Some people think that our Party is desirous of associating itself with the Fianna Fáil policy. I think it well to make it clear what my outlook and the outlook of the Party is. We regard agriculture as the main industry of the country, and our desire is to see it developed. We also believe in industrial development since our industries provide employment for our young men and women who cannot get employment on the land. We all know that, where you have three, four or five sons in a family, only one of them can inherit the family homestead. If you have good, sound industries which are supplying the farmers with necessary agricultural implements, at prices that are reasonably cheap, the Irish farmer will be prepared to pay a little more for them than he would for the English or American manufactured articles.
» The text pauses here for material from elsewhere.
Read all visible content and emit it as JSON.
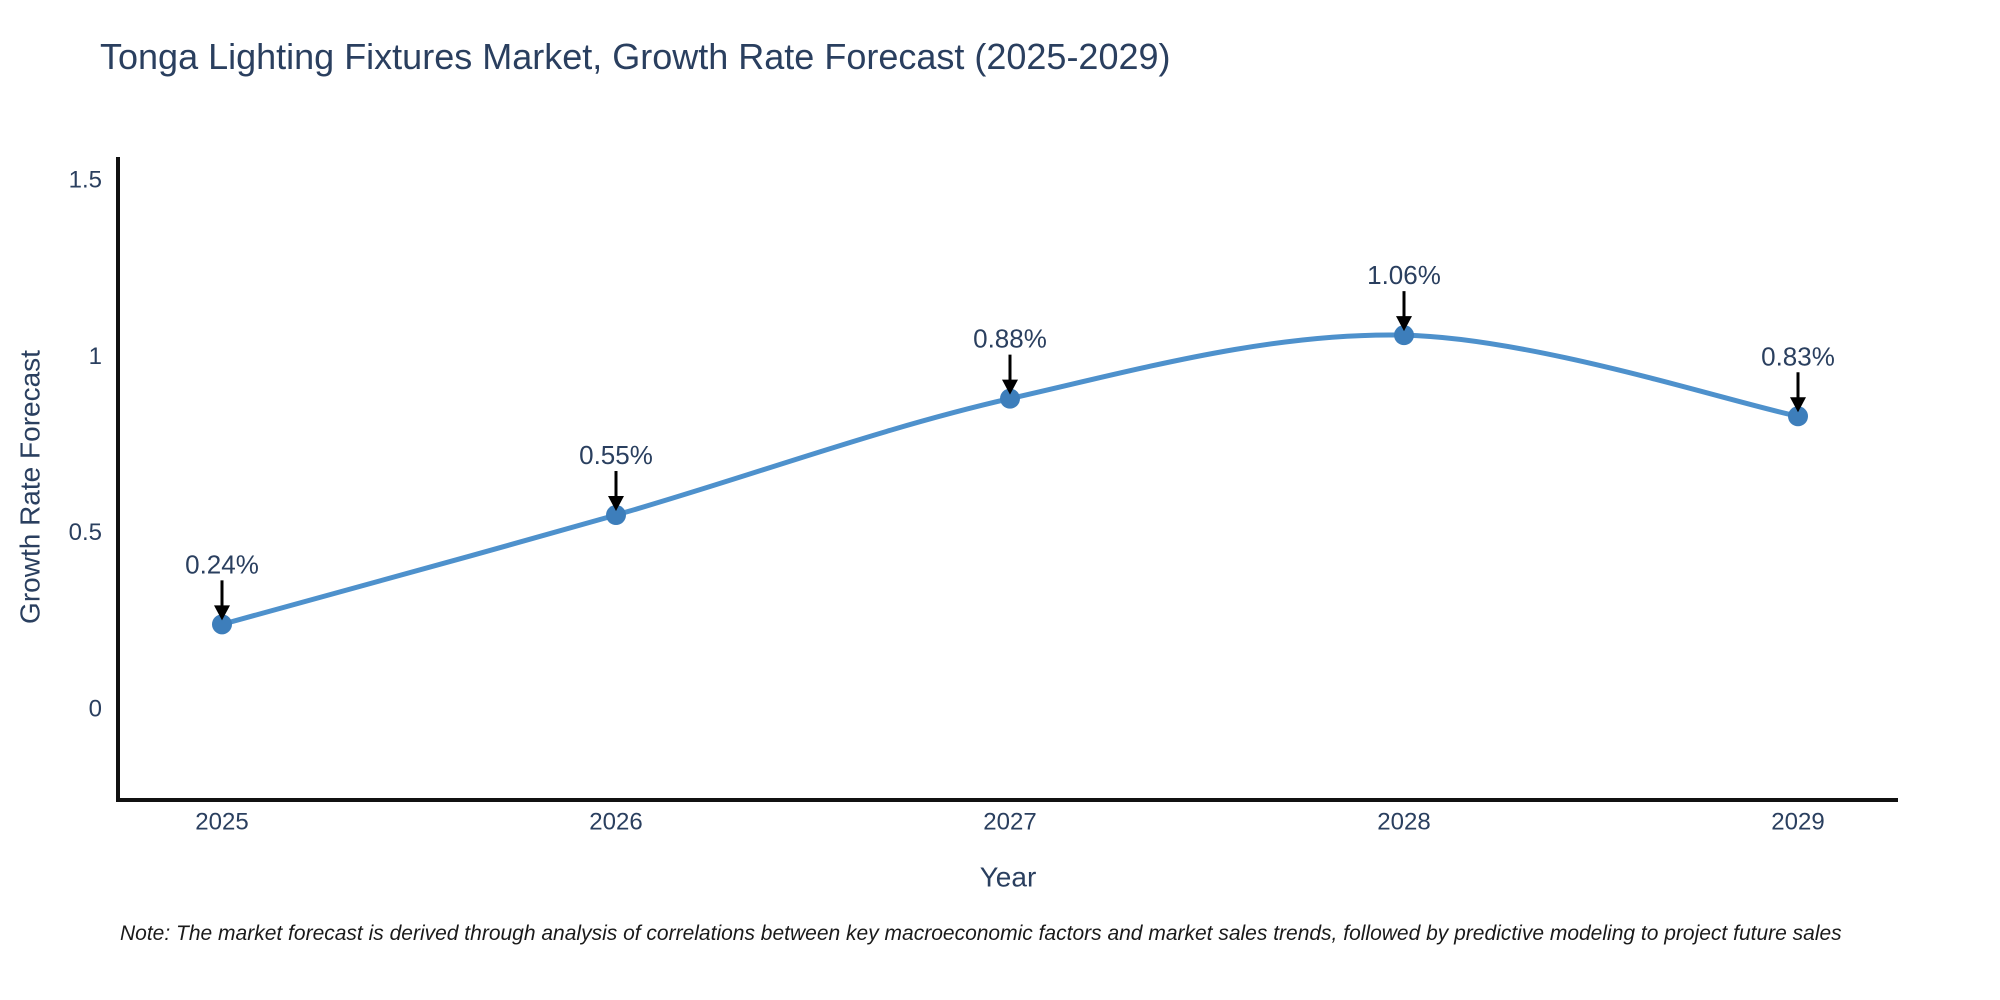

We know quite well that English industrialists would be prepared to send agricultural implements and other articles in here at lower prices than consumers in the country of origin could obtain them at, in the same way that one can purchase one pound of Irish butter in England at a lower price than we can buy it here. The reason for that, of course, is that we are trying to keep a grip on the market on the other side. The same is true of the English manufacturers. They are prepared to send in tractors, mowing machines, spades and forks, and so on, at lower prices than our manufacturers can produce the same articles at. The point I want to make clear is that we are prepared to assist our industrial organisations to a certain extent. I move to report progress.

Progress reported; Committee to sit again.
The Dáil adjourned at 9 p.m. until 3 p.m. on Thursday, 24th May, 1945.